Now, You Qing and Da Ren don’t set out to deliberately hurt Maggie, but they do. And on Da Ren’s part it’s particularly bad because he knows how he feels about both these women. He knows he loves You Qing. He knows he isn’t in love with Maggie. His sister tells him he shouldn’t be wasting someone’s time by toddling along and humoring them while he’s got someone else on his mind all the time. Maggie isn’t a romantic like Da Ren: she doesn’t need some sweeping, all consuming love. She just wants someone who’ll treat her well, who she can work on being happy with. And if Da Ren weren’t all about You Qing maybe he could be that for her, but because he is so invested in someone else’s happiness and well-being he ends up not giving the person he’s dating the attention and care and consideration that position warrants. Maggie gives the above speech to You Qing, but I think Da Ren could really benefit from it too, since he’s the one who knowingly made a project of trying ‘not to love You Qing.’

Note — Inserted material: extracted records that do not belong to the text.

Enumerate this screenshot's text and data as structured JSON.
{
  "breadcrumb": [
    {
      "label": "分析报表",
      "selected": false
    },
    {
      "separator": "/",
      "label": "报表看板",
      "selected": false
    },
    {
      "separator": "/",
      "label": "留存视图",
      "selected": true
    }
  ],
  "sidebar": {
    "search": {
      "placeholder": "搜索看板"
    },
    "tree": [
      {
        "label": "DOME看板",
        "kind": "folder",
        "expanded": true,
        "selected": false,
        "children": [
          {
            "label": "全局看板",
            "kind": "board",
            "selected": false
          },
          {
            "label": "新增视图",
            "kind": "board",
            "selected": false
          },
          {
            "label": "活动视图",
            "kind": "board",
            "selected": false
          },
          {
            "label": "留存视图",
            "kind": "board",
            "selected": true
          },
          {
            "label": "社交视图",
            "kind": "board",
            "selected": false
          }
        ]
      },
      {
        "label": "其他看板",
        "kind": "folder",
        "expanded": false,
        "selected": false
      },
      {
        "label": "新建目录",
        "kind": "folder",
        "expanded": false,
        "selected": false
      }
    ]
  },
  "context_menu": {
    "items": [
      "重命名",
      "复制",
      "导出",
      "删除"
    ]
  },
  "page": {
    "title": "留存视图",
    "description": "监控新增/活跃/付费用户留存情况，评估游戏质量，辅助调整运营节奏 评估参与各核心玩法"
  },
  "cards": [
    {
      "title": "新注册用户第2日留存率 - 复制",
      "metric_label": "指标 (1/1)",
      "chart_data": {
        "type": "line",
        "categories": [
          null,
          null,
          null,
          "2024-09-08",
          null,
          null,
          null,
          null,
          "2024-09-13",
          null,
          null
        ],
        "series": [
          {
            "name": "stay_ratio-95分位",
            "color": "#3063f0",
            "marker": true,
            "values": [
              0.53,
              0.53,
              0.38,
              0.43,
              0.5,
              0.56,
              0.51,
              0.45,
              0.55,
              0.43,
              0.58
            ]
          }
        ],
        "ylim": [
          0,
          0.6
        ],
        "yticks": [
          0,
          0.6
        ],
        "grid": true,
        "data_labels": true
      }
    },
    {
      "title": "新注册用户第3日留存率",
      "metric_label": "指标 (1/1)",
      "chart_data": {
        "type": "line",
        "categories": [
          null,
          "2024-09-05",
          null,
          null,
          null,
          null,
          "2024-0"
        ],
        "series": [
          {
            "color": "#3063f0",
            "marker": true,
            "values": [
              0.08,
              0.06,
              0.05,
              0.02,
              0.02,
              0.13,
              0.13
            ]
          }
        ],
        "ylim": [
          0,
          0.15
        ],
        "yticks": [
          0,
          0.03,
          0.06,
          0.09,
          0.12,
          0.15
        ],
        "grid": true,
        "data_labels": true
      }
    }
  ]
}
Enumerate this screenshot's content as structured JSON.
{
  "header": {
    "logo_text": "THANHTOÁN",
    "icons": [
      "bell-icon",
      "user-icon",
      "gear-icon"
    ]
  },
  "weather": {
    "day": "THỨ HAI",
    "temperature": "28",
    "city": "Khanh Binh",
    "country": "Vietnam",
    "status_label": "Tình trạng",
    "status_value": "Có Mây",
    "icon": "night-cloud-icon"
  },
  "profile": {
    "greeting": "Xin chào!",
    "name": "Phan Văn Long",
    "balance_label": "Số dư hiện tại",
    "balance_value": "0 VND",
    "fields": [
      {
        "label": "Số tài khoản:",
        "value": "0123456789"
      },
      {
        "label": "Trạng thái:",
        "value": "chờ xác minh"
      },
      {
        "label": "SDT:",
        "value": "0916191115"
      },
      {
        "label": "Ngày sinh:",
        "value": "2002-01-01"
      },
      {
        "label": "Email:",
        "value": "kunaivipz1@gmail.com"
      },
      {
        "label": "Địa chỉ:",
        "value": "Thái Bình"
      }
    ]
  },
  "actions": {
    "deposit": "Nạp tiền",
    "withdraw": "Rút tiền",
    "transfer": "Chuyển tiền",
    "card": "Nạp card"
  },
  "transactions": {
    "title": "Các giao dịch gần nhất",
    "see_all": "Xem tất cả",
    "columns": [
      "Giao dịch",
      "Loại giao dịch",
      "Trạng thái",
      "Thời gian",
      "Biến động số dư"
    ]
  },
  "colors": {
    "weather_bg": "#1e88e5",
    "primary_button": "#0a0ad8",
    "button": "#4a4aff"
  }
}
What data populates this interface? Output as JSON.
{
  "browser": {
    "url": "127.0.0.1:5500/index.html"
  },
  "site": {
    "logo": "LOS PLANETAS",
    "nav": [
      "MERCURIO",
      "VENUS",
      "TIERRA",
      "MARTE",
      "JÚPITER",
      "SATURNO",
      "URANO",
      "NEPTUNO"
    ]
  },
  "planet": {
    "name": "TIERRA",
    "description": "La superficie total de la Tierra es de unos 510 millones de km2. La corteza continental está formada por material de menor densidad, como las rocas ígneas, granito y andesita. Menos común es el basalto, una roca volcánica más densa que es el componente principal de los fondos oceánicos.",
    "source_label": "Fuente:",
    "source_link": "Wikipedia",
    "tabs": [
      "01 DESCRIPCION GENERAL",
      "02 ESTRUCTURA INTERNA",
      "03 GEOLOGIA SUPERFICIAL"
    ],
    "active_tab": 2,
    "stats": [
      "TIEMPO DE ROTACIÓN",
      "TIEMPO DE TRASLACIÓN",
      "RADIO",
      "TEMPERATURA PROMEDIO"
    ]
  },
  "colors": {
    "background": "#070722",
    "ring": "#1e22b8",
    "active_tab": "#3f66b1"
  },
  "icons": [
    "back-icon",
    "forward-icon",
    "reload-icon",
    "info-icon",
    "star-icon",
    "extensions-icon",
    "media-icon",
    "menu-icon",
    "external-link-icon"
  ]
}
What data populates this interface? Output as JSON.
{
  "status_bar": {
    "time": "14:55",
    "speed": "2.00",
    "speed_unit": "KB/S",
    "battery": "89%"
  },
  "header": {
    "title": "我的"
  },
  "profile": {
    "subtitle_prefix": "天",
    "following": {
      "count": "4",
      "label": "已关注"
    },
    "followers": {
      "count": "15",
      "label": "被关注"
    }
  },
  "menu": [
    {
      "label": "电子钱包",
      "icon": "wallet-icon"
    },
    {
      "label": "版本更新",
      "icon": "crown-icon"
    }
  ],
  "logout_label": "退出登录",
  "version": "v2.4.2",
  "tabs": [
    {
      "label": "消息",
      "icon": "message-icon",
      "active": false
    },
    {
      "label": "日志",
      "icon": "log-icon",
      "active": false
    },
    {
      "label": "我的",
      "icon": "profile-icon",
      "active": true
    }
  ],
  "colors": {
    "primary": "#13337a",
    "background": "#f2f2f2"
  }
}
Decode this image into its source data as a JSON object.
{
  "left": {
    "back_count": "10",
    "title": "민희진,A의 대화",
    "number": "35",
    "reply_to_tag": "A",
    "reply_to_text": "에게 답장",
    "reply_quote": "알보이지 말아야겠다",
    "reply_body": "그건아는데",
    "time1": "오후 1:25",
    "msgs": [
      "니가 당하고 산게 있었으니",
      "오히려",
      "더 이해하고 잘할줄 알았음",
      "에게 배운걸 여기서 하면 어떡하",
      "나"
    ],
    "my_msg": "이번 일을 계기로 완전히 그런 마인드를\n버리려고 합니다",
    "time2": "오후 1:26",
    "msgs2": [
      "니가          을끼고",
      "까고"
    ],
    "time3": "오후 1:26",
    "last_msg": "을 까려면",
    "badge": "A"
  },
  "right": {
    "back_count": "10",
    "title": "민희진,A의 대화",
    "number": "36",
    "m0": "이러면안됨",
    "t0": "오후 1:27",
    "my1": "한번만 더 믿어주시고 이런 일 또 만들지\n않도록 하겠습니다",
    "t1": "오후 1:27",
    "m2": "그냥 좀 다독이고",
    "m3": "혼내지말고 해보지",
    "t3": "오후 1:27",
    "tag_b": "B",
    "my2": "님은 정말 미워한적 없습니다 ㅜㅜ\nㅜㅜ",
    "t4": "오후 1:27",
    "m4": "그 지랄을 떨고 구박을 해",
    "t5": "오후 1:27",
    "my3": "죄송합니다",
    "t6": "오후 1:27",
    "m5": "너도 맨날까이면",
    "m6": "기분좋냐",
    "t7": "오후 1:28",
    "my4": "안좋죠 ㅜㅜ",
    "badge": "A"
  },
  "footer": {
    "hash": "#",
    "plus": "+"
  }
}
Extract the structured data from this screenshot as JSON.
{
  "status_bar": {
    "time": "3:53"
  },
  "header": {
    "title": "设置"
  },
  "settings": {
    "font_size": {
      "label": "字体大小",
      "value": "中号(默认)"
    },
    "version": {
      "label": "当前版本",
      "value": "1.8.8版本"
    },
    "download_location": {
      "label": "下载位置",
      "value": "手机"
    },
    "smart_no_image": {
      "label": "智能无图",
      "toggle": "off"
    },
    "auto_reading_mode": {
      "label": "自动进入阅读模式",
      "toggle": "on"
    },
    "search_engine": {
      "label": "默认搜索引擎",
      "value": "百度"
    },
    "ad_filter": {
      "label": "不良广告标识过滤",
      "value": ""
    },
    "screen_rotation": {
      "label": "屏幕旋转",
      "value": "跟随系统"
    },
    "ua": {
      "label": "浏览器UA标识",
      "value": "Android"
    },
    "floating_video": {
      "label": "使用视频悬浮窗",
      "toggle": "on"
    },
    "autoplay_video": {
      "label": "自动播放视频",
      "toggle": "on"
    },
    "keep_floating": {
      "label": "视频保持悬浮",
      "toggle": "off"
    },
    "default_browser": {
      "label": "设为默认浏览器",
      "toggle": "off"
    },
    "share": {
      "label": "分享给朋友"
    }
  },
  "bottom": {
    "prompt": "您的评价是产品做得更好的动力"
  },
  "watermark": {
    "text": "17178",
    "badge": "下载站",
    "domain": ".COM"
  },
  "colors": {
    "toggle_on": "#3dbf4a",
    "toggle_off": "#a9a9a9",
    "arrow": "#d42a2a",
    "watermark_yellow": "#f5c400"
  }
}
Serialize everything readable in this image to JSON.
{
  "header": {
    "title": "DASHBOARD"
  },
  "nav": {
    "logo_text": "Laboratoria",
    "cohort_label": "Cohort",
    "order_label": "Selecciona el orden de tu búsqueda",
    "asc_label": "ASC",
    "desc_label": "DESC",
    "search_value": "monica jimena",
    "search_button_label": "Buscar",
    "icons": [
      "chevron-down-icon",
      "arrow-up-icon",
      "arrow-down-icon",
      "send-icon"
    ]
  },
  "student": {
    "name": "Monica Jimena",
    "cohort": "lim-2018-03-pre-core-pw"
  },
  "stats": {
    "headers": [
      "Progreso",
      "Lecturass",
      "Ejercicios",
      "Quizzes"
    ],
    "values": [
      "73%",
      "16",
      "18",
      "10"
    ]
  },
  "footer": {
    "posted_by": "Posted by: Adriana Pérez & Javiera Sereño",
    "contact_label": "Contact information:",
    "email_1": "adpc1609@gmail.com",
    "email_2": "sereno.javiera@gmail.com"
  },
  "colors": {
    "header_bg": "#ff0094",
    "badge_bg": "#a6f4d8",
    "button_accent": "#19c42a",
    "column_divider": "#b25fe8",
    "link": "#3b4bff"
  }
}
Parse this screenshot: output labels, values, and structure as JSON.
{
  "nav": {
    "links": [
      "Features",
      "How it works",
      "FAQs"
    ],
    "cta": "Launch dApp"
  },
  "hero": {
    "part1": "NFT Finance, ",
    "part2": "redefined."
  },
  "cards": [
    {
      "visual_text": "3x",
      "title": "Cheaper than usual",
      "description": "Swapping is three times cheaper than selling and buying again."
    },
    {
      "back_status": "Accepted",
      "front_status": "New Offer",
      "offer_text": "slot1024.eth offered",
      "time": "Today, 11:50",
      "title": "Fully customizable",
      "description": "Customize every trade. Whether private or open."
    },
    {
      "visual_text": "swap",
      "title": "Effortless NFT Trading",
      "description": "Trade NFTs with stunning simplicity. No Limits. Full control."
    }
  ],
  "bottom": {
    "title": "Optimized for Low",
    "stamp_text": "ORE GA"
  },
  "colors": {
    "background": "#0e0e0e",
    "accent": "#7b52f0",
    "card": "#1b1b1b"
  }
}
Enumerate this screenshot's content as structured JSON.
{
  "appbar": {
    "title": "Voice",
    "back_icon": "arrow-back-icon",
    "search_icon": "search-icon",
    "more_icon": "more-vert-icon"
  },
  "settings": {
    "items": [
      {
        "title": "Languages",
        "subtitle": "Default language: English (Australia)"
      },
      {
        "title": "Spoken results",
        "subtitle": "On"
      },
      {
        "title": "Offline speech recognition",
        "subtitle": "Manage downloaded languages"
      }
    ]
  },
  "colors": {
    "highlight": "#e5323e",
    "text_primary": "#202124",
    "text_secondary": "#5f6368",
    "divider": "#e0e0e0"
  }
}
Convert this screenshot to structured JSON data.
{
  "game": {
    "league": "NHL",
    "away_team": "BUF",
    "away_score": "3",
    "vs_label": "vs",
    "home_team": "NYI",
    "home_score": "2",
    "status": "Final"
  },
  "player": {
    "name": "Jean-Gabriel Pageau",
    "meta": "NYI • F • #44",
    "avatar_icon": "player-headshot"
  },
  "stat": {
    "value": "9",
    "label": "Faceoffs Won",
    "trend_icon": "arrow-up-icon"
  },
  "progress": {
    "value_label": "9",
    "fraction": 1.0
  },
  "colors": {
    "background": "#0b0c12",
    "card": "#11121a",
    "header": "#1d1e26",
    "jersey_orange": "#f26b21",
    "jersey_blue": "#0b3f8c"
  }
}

This re-watch has prompted me to pay close attention to You Qing’s clothes (I have a whole theory about her polka-dotted dresses), and I just want to note that in this scene she’s wearing the same red jacket in which she met Nic, who didn’t set out to with the sole goal of hurting her, but of using her to get to something he wanted. You Qing and Maggie may not be too different after all.